Rektor UNTAG Cirebon, Dr. Hj. Erna, M.Si., menjelaskan bahwa KKM Terpadu ke-9 ini merupakan agenda akademik tahunan yang wajib diselenggarakan oleh universitas sebagai bentuk nyata implementasi Tri Dharma Perguruan Tinggi. Kendati demikian, beliau menekankan adanya perbedaan dan fokus yang lebih spesifik pada pelaksanaan tahun ini dibandingkan penyelenggaraan sebelumnya.

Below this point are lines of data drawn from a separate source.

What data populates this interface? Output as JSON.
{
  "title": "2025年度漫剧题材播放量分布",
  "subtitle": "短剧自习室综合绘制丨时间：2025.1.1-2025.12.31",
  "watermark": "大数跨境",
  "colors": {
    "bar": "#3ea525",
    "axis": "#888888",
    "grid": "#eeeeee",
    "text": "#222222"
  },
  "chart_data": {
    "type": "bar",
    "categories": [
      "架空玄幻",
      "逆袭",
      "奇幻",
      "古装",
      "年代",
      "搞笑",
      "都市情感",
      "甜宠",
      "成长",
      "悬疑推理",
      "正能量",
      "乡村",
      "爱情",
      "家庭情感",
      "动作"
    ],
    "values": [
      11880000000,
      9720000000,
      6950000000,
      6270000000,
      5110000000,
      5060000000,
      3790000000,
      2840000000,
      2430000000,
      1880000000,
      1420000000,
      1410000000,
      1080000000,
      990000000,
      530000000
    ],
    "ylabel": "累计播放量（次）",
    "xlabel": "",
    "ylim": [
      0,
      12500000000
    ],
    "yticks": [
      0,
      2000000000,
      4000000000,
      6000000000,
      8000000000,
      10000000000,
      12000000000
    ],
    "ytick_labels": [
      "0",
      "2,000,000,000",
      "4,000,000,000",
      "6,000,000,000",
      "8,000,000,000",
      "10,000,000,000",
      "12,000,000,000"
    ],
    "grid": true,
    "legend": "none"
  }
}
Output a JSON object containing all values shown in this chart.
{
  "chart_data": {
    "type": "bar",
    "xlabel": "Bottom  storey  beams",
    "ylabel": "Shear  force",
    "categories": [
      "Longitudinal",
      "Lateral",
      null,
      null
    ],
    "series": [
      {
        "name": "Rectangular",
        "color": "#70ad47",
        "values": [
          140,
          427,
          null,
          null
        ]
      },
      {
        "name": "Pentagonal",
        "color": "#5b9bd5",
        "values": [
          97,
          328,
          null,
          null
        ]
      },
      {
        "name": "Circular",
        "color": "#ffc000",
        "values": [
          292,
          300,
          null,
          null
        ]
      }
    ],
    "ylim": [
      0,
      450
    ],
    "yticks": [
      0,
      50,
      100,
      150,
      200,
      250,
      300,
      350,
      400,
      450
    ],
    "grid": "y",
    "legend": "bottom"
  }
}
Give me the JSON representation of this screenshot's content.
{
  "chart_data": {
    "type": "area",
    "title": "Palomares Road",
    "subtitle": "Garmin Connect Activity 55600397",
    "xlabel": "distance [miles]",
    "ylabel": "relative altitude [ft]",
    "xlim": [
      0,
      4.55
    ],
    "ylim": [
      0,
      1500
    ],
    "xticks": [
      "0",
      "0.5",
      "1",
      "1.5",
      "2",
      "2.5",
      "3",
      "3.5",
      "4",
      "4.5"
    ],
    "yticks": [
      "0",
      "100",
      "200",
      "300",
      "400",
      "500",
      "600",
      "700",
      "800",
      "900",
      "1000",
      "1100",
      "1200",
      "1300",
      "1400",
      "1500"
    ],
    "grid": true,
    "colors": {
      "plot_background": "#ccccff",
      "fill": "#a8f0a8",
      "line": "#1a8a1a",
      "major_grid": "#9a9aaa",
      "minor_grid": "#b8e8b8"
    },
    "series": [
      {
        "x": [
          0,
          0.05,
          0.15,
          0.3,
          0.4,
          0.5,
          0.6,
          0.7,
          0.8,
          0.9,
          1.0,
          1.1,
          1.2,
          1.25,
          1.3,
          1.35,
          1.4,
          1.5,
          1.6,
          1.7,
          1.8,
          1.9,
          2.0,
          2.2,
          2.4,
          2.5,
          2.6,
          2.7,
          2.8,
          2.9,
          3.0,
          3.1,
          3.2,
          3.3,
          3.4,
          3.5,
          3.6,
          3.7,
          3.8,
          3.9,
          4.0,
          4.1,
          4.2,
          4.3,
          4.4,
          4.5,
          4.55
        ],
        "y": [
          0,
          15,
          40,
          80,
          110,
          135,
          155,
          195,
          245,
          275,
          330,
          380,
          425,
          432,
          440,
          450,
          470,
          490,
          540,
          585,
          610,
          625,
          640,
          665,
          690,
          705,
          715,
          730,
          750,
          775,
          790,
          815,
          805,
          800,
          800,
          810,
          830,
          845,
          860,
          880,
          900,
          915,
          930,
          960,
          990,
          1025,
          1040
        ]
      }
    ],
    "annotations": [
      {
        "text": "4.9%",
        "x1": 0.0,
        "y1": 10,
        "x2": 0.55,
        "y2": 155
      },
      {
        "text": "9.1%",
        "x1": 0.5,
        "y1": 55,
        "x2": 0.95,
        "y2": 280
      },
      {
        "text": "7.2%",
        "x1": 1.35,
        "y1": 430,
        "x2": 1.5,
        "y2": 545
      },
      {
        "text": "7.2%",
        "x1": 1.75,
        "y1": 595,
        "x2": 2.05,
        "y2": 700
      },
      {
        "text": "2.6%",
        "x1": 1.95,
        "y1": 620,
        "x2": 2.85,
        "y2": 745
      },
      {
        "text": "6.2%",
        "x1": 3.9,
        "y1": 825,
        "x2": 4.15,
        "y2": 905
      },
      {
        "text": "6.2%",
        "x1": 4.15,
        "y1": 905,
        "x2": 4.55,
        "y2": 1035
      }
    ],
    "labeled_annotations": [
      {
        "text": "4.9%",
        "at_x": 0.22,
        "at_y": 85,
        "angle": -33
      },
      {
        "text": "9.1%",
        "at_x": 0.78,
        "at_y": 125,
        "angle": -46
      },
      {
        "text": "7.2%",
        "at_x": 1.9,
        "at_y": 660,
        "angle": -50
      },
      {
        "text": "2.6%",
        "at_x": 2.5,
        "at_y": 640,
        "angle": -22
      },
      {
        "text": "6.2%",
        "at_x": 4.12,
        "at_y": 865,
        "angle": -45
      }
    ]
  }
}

Dalam arahannya, Rektor menyampaikan bahwa mahasiswa dituntut untuk tidak hanya sekadar membaur atau mengikuti aktivitas rutin warga lokal. Lebih dari itu, para peserta wajib menggali potensi yang ada di tiap desa guna merancang program kerja yang inovatif, berdampak nyata, serta berkelanjutan (sustainable) bagi warga setempat. Program yang digagas diharapkan tidak bersifat momentum semata yang selesai begitu saja saat masa KKM berakhir, melainkan dapat terus dikembangkan secara berkesinambungan oleh masyarakat.
Selain fokus pada pemberdayaan jangka panjang, poin pembeda utama pada KKM tahun ini adalah kewajiban penyusunan penelitian ilmiah. Setiap kelompok mahasiswa bersama dengan Dosen Pembimbing Lapangan (DPL) diwajibkan untuk melaksanakan riset selama berada di lokasi pengabdian. Nantinya, hasil penelitian tersebut wajib dipublikasikan ke dalam jurnal ilmiah sebagai bentuk kontribusi akademik nyata bagi pengembangan daerah.
Usai prosesi pelepasan di kampus, rombongan mahasiswa langsung bergerak menuju Kecamatan Dukupuntang untuk mengikuti pembukaan resmi di tingkat kecamatan sekaligus mulai melakukan pemetaan potensi di masing-masing desa penempatan.